Schell proposed the conference topic because of the increasing importance of the issues it will address: food and the family, food safety and regulation, the powers and perils of bio-engineered food crops, agribusiness and the family farm, environmental impacts relating to agriculture, food packaging and the future of food. Sessions will be led by scientists, federal regulators, food industry representatives, and Sierra Club Executive Director Carl Pope, as well as reporters.

Conference participants also will tour Star Route Farm, a 40-acre organic produce farm; and McEvoy Ranch, an organic olive orchard where olive oil is produced. Both are in the North Bay.

"This (debate about the viability of alternatives to factory food) is an area more and more journalists are becoming interested in because it makes a connection between the world of food, its production and the environment," said Schell.

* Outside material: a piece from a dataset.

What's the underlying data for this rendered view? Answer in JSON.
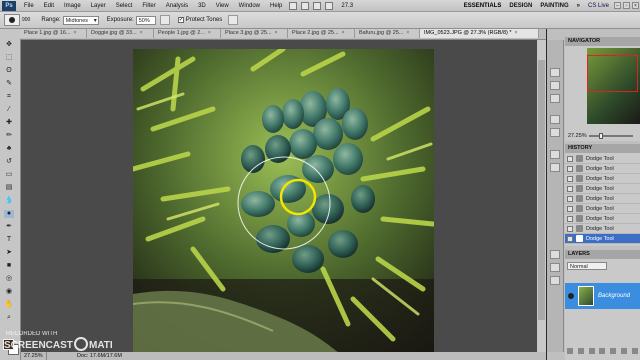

For Schell, it's been a longtime interest. In addition to being a journalist and author, for more than 20 years he was a partner in Niman Schell Ranch (now Niman Ranch), which raised humanely-treated livestock on all-natural feed, using no growth hormones or sub-therapeutic antibiotics. Schell wrote "Modern Meat," (Random House, 1983), about the increasing reliance on technology as well as on chemicals, hormones and feed additives to produce bigger, meatier and the most cost-effective animals.

"There's beginning to be a real overlap between the areas covered by journalists writing just about food and just about the environment, and there seems to be a reformatting of the 'yuppie food crowd' to embrace a more socially conscious side of the equation," he said.

Fast food's popularity, the rarity of the family garden, and the virtual disappearance of family meal prepared at home and eaten by parents and children together, have combined to profoundly alter familial and social relations, the relationship of children to nature and the way children grow up, Schell said.

These issues are also important to students, Schell said, noting that on a walk across campus, he recently overheard students having an animated conversation about Schlosser's "Fast Food Nation."

Wheeler Hall Auditorium, where the panel discussion will be held, can accommodate 800 people, and Schell said he wouldn't be surprised to see it filled to capacity.